I forgot to get nicotianas for evening perfume, but another trip to town later in the week will solve that. I have spent many pleasant evenings and mornings on that deck as I heralded the passing of time.
So here in my adopted State, the days flow by seamlessly, each one unique yet each one the same. Still, like an old fire horse, I want to rise to the call of the alarms, but the battle belongs to the young, and always has. So, with rheumy eyes, I watch the young ride off to battle each morning, and a part of me wants to ride off with them. I would, if it didn’t take so much damned effort!
Good morning!
… and the coffee was good.
Preparation day dawns wet, dark and overcast as the latest storm front rolls over us. It just feels good to rise with the sun, even if the sun can’t be seen. Well, ok. For you scientific buzz killers, the sun doesn’t actually rise. It appears.

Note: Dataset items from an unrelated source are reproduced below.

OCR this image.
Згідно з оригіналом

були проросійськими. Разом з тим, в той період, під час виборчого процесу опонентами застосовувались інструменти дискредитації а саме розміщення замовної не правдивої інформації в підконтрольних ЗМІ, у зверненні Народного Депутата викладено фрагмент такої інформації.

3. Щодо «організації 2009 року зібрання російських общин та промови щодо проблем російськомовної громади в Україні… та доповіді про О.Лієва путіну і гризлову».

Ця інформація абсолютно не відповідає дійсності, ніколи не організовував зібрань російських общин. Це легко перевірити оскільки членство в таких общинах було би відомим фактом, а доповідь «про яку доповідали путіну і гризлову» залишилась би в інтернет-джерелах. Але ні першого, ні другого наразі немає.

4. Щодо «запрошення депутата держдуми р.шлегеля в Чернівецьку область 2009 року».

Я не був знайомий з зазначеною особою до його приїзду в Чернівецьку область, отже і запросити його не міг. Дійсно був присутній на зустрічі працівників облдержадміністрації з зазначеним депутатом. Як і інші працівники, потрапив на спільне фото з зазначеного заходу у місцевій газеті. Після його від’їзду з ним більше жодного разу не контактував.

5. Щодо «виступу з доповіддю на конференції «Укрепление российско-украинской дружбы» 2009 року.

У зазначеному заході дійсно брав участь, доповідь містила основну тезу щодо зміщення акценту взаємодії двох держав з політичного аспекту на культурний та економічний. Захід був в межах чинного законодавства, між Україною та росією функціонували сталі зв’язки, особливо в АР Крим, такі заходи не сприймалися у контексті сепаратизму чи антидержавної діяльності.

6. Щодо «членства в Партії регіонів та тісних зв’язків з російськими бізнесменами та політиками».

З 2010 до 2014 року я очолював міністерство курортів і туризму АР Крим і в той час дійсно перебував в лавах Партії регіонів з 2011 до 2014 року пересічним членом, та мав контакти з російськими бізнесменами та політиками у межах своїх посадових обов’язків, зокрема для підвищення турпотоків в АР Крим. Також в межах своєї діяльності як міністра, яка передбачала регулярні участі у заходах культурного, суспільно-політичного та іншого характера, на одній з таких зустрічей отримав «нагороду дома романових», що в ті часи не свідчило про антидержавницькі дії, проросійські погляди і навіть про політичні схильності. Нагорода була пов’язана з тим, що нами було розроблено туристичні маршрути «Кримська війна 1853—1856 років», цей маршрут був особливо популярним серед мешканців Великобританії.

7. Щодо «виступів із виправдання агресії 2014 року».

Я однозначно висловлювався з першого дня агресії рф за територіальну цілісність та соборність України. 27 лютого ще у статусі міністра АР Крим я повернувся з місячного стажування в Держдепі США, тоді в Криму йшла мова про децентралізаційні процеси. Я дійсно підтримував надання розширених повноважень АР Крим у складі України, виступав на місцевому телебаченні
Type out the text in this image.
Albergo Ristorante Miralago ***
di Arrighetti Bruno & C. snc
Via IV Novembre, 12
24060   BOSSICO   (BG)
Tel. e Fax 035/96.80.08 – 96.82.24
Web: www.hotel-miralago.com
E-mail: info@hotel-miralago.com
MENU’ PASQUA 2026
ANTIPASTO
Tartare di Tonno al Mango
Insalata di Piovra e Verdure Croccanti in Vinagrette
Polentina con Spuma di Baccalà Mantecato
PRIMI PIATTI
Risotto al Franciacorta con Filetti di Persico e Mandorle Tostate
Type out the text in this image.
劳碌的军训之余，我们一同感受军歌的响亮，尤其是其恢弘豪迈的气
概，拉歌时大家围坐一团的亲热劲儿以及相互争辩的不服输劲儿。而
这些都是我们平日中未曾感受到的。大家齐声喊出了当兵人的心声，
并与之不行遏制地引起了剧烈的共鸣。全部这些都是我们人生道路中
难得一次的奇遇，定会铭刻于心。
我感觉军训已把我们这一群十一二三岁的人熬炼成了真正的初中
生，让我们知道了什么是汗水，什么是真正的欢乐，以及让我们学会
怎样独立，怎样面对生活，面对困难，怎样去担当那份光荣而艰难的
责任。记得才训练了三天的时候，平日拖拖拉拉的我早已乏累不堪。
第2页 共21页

So’s … a quick diversion to whips Friday Five exercise, a few sips of morning coffee, and my mornings return to the mundane again. I forget the negatives and count the blessings. Usually.
New planting pots have arrived. I purchassed ten 3 – gallon pots for the walkway, and some planters that fit over the top rail of the porch. I’ll visit the flower shops over the next few weeks and load up on posies and such.
So on the agenda this rainy day. Fill the gas tank, go to town and get my new saw and maybe some plants, read a few scriptural passages in preparation for Shabbat.
Humans have become so obsessed with portable devices and overwhelmed by content that we now have attention spans shorter than that of the previously jokingly juxtaposed goldfish.